PICICA: "O levante
desses dias nos mostra que, quando as singularidades cooperam entre si,
se mantendo tais, a multidão se constitui como um outro tipo de classe:
que só existe na luta, não mais pela fusão em um corpo homogêneo, mas
pela amplificação de suas diferenças. A potência da multidão é selvagem:
está em não ter linha, liderança ou organicidade que não seja interna à
sua luta. O bRASIL menor é muito mais potente do que o Brasil Maior. "
Do bolsa família ao levante da multidão (Giuseppe Cocco e Antonio Negri)

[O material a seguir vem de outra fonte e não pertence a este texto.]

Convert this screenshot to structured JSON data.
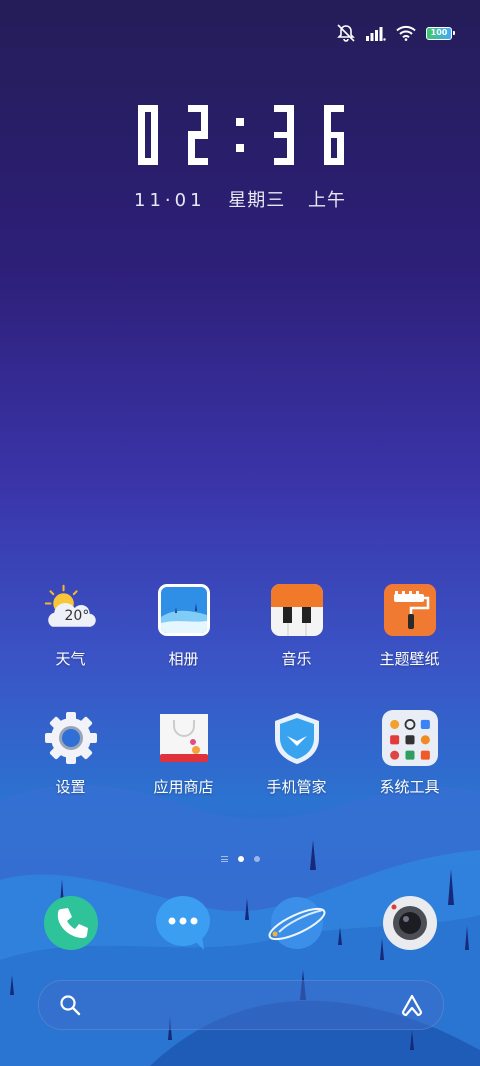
{
  "status_bar": {
    "icons": [
      "mute-notifications-icon",
      "signal-icon",
      "wifi-icon",
      "battery-icon"
    ],
    "battery_text": "100"
  },
  "lock": {
    "time": "02:36",
    "date": "11·01",
    "weekday": "星期三",
    "period": "上午"
  },
  "apps": [
    {
      "label": "天气",
      "icon": "weather-icon",
      "temp": "20°"
    },
    {
      "label": "相册",
      "icon": "gallery-icon"
    },
    {
      "label": "音乐",
      "icon": "music-icon"
    },
    {
      "label": "主题壁纸",
      "icon": "theme-wallpaper-icon"
    },
    {
      "label": "设置",
      "icon": "settings-icon"
    },
    {
      "label": "应用商店",
      "icon": "app-store-icon"
    },
    {
      "label": "手机管家",
      "icon": "phone-manager-icon"
    },
    {
      "label": "系统工具",
      "icon": "system-tools-folder-icon"
    }
  ],
  "pages": {
    "count": 2,
    "current": 1
  },
  "dock": [
    "phone-icon",
    "messages-icon",
    "browser-icon",
    "camera-icon"
  ],
  "search": {
    "icons": [
      "search-icon",
      "assistant-icon"
    ]
  },
  "colors": {
    "accent": "#2f6fd6",
    "bg_top": "#241d58",
    "bg_bottom": "#2f63c6"
  }
}
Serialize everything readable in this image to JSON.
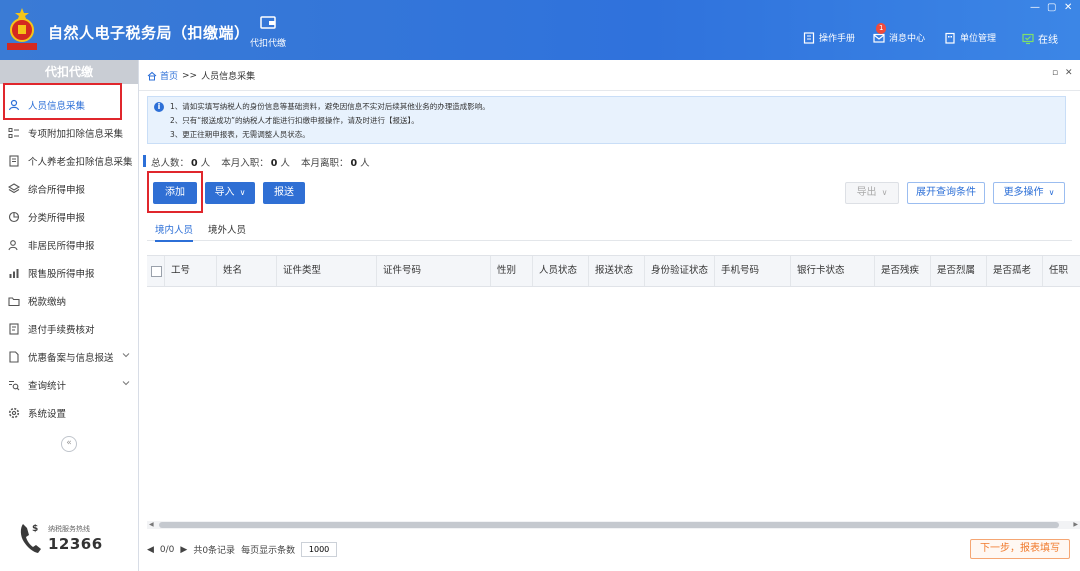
{
  "header": {
    "emblem_text": "中国税务",
    "app_title": "自然人电子税务局（扣缴端）",
    "module_label": "代扣代缴",
    "tools": [
      {
        "icon": "book-icon",
        "label": "操作手册"
      },
      {
        "icon": "mail-icon",
        "label": "消息中心",
        "badge": "1"
      },
      {
        "icon": "building-icon",
        "label": "单位管理"
      },
      {
        "icon": "monitor-check-icon",
        "label": "在线"
      }
    ],
    "window_controls": [
      "—",
      "▢",
      "✕"
    ]
  },
  "sidebar": {
    "title": "代扣代缴",
    "items": [
      {
        "label": "人员信息采集",
        "icon": "person-icon",
        "active": true
      },
      {
        "label": "专项附加扣除信息采集",
        "icon": "list-icon"
      },
      {
        "label": "个人养老金扣除信息采集",
        "icon": "document-icon"
      },
      {
        "label": "综合所得申报",
        "icon": "layers-icon"
      },
      {
        "label": "分类所得申报",
        "icon": "pie-icon"
      },
      {
        "label": "非居民所得申报",
        "icon": "person-outline-icon"
      },
      {
        "label": "限售股所得申报",
        "icon": "bar-chart-icon"
      },
      {
        "label": "税款缴纳",
        "icon": "folder-icon"
      },
      {
        "label": "退付手续费核对",
        "icon": "receipt-icon"
      },
      {
        "label": "优惠备案与信息报送",
        "icon": "file-icon",
        "has_chevron": true
      },
      {
        "label": "查询统计",
        "icon": "search-list-icon",
        "has_chevron": true
      },
      {
        "label": "系统设置",
        "icon": "gear-icon"
      }
    ],
    "collapse_glyph": "«",
    "hotline_label": "纳税服务热线",
    "hotline_number": "12366"
  },
  "breadcrumb": {
    "home": "首页",
    "separator": ">>",
    "current": "人员信息采集"
  },
  "notice": {
    "lines": [
      "1、请如实填写纳税人的身份信息等基础资料，避免因信息不实对后续其他业务的办理造成影响。",
      "2、只有“报送成功”的纳税人才能进行扣缴申报操作，请及时进行【报送】。",
      "3、更正往期申报表，无需调整人员状态。"
    ]
  },
  "stats": {
    "total_label": "总人数：",
    "total_value": "0",
    "joined_label": "本月入职：",
    "joined_value": "0",
    "left_label": "本月离职：",
    "left_value": "0",
    "unit": "人"
  },
  "toolbar": {
    "add": "添加",
    "import": "导入",
    "submit": "报送",
    "export": "导出",
    "expand_query": "展开查询条件",
    "more_ops": "更多操作",
    "dropdown_glyph": "∨"
  },
  "tabs": [
    {
      "label": "境内人员",
      "active": true
    },
    {
      "label": "境外人员"
    }
  ],
  "table": {
    "columns": [
      "工号",
      "姓名",
      "证件类型",
      "证件号码",
      "性别",
      "人员状态",
      "报送状态",
      "身份验证状态",
      "手机号码",
      "银行卡状态",
      "是否残疾",
      "是否烈属",
      "是否孤老",
      "任职"
    ],
    "rows": []
  },
  "pager": {
    "prev_glyph": "◀",
    "page": "0/0",
    "next_glyph": "▶",
    "summary": "共0条记录",
    "page_size_label": "每页显示条数",
    "page_size": "1000"
  },
  "next_step": "下一步，报表填写",
  "colors": {
    "brand_blue": "#2f72dc",
    "highlight_red": "#e0262c",
    "next_orange": "#f07a2c"
  }
}
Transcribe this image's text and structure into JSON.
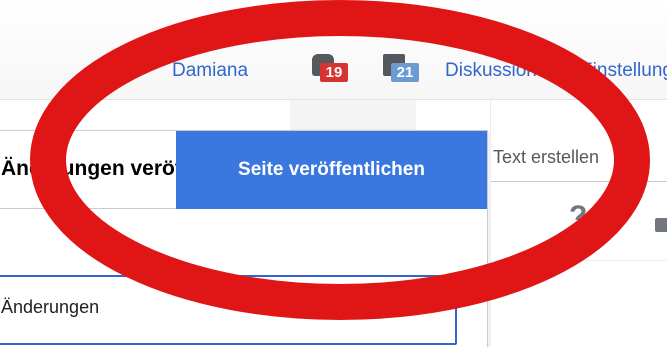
{
  "topbar": {
    "username": "Damiana",
    "notifications": {
      "alerts_count": "19",
      "notices_count": "21"
    },
    "links": {
      "talk": "Diskussion",
      "preferences": "Einstellungen"
    }
  },
  "dialog": {
    "title": "Änderungen veröffentlichen",
    "publish_button": "Seite veröffentlichen",
    "summary_value": "Änderungen"
  },
  "right_panel": {
    "tab_label": "Text erstellen",
    "help_symbol": "?"
  },
  "colors": {
    "accent": "#3366cc",
    "publish": "#3a78e0",
    "annotation_red": "#e01616",
    "badge_red": "#d73333",
    "badge_blue": "#6b9bd1"
  },
  "icons": [
    "bell-icon",
    "tray-icon",
    "help-icon",
    "lock-icon"
  ]
}
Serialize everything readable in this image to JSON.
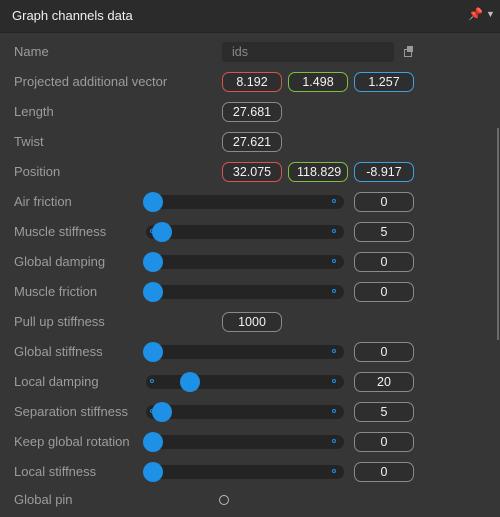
{
  "header": {
    "title": "Graph channels data"
  },
  "name_row": {
    "label": "Name",
    "value": "ids"
  },
  "projected": {
    "label": "Projected additional vector",
    "x": "8.192",
    "y": "1.498",
    "z": "1.257"
  },
  "length": {
    "label": "Length",
    "value": "27.681"
  },
  "twist": {
    "label": "Twist",
    "value": "27.621"
  },
  "position": {
    "label": "Position",
    "x": "32.075",
    "y": "118.829",
    "z": "-8.917"
  },
  "sliders": [
    {
      "label": "Air  friction",
      "value": "0",
      "level": 0.0
    },
    {
      "label": "Muscle stiffness",
      "value": "5",
      "level": 0.05
    },
    {
      "label": "Global damping",
      "value": "0",
      "level": 0.0
    },
    {
      "label": "Muscle friction",
      "value": "0",
      "level": 0.0
    }
  ],
  "pull_up": {
    "label": "Pull up stiffness",
    "value": "1000"
  },
  "sliders2": [
    {
      "label": "Global stiffness",
      "value": "0",
      "level": 0.0
    },
    {
      "label": "Local damping",
      "value": "20",
      "level": 0.2
    },
    {
      "label": "Separation stiffness",
      "value": "5",
      "level": 0.05
    },
    {
      "label": "Keep global rotation",
      "value": "0",
      "level": 0.0
    },
    {
      "label": "Local stiffness",
      "value": "0",
      "level": 0.0
    }
  ],
  "global_pin": {
    "label": "Global  pin"
  },
  "icons": {
    "pin": "pin-icon",
    "menu": "chevron-down-icon",
    "copy": "copy-icon"
  },
  "colors": {
    "accent": "#1e90e6",
    "x_axis": "#d9534f",
    "y_axis": "#7fbf3f",
    "z_axis": "#3aa3e0"
  }
}
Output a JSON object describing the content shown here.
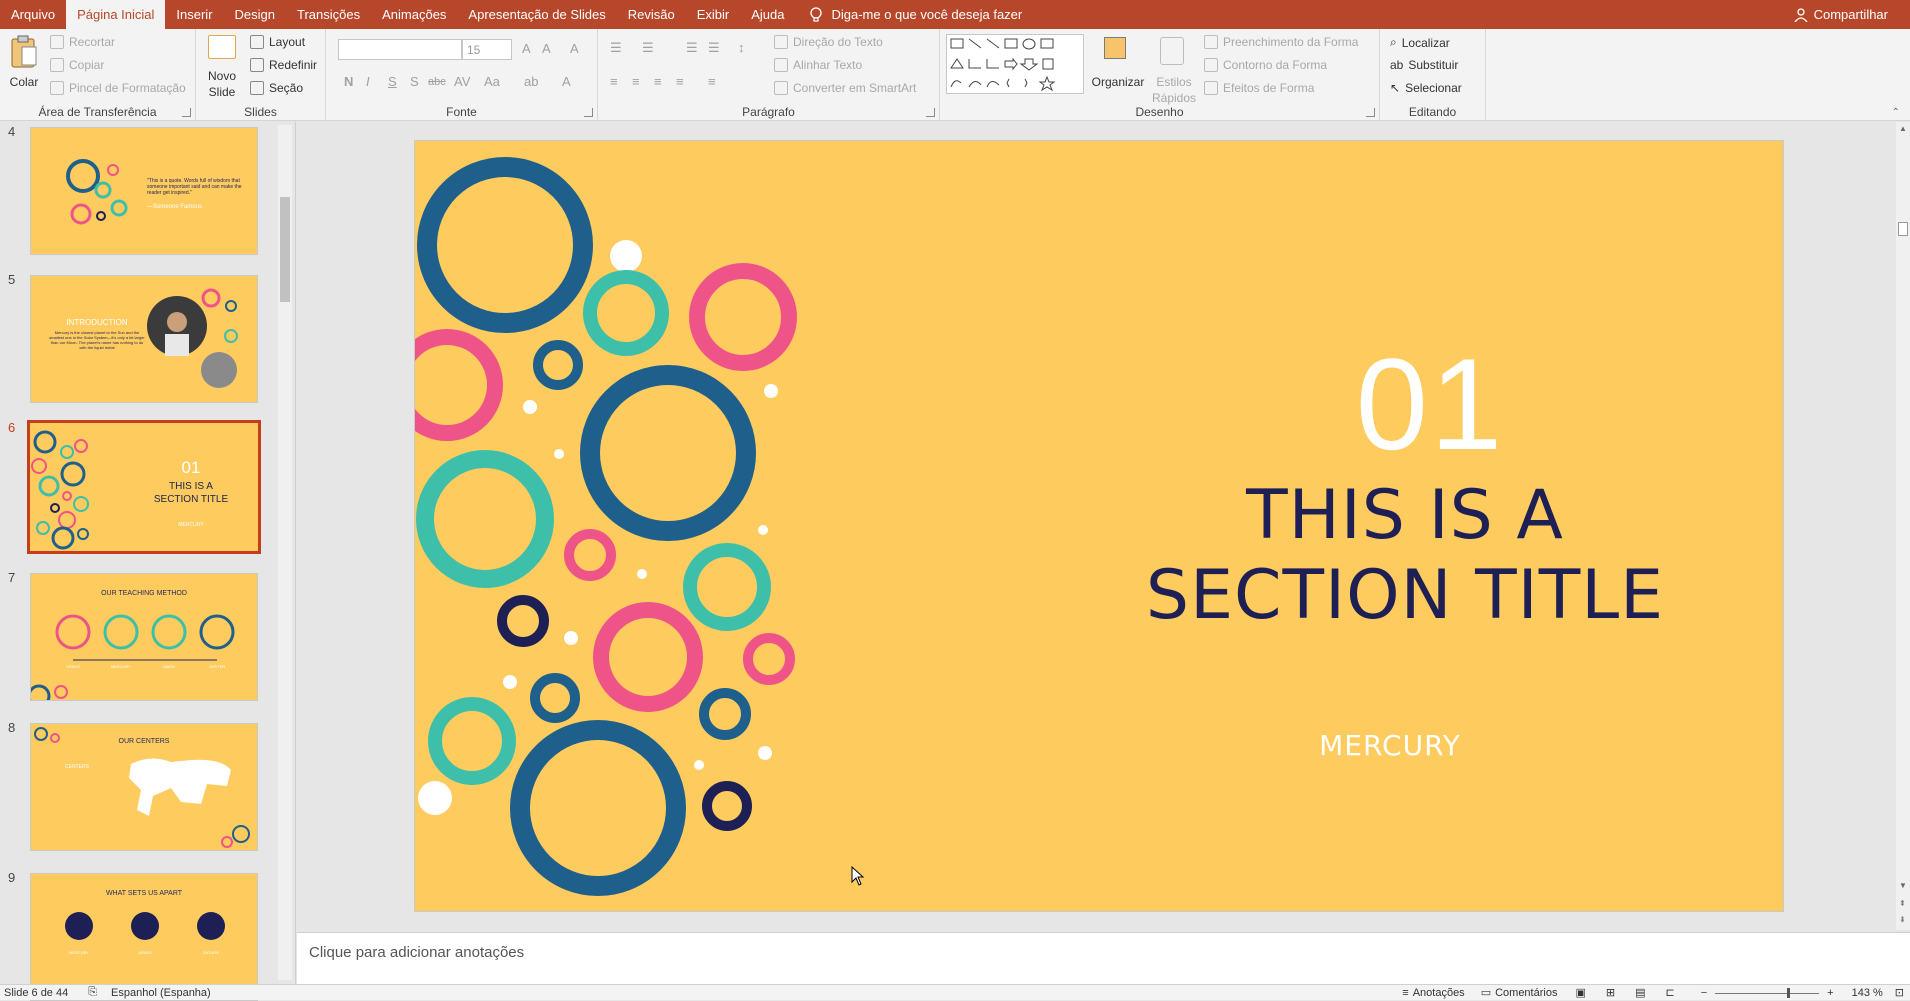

Em um artigo publicado em 2005, dissemos que as críticas de direita e de esquerda ao Programa Bolsa Família
(PBF) convergiam porque usavam categorias ultrapassadas. Os dois lados
diziam que era assistencialista e criava dependência. Só a geração de
emprego proporcionaria “emancipação” e essa dependeria da política
econômica. Nós afirmamos que as duas críticas eram erradas por pensarem o
trabalho como emprego. No capitalismo contemporâneo, o trabalho não
envolve mais apenas isso. O próprio chão de fábrica
depende da circulação. A produção implica a mobilização da vida como um
todo, uma mobilização que não é paga. Massificado, apesar de sua
concepção originalmente neoliberal (condicionada e focada), o PBF se
tornou o embrião de uma renda básica, um primeiro reconhecimento das
dimensões produtivas da vida.
Nosso
artigo foi bem recebido. Mas, na realidade, ninguém entendeu suas
implicações sociológicas e políticas. Minguém estava nem aí. Depois do
susto de 2005, veio o grande consenso, amplificado pelas análises
erradas da crise global
de 2007/8 como se fosse um desvio das finanças e não o modo de
funcionar do novo capitalismo. Veio a luz um bicho bizarro de duas
cabeças. Uma delas é a “nova classe
média”: as conquistas em termos de mobilidade social foram inscritas no
regimes discursivo da economia política dos valores de um “Brasil Rico
(porque) Sem Pobreza”. A outra é o Brasil Maior com base na ilusão
neodesenvolvimentista: subsídios para as montadoras, megaeventos,
megaobras e Minha Casa Minha Vida (ao serviço da especulação
imobiliária). Lula/Dilma seriam a reencarnação de Vargas e Eike Batista
do Capital Nacional. O corpo desse bicho esquisito é uma coalizão
partidária ao mesmo tempo ampla e autoindulgente com os sucessos
eleitorais e a festa de investimentos suntuosos. Os índios lutam por
suas reservas, os pobres por suas favelas, os informais por seus
direitos a cidade, os sem terra para a reforma passaram a ser vistos
como estorvos para esse belo projeto de nação, que enfim encontrou sua
política de estado.
De
repente, a terra tremeu! Quando o trabalho implica a mobilização da
vida, há uma mudança radical de sua composição social: estatisticamente,
ela pode aparecer como
conjunto homogêneo de consumidores (para o marketing eleitoral, das
empresas ou da pacificação), mas no plano material, não há nenhuma
classe média. É a composição de um novo tipo de trabalho, que acontece dentro e fora
do emprego, nas redes sociais e de transportes e tem nas
universidades, escolas, museus, serviços e até nas reservas indígenas
suas novas fábricas. O espaço desse trabalho são as redes (virtuais e de
transportes) que desenham o espaço metropolitano, aquele que o Brasil
Maior e seu sistema de transportes destrói. Para a esquerda como um
todo, esses trabalhadores não podem e não sabem lutar, porque não
existem como classe operária. Para quem apenas usa os óculos de seu
marqueteiro, se trata apenas de um fluxo eleitoral.
O levante
desses dias nos mostra que, quando as singularidades cooperam entre si,
se mantendo tais, a multidão se constitui como um outro tipo de classe:
que só existe na luta, não mais pela fusão em um corpo homogêneo, mas
pela amplificação de suas diferenças. A potência da multidão é selvagem:
está em não ter linha, liderança ou organicidade que não seja interna à
sua luta. O bRASIL menor é muito mais potente do que o Brasil Maior.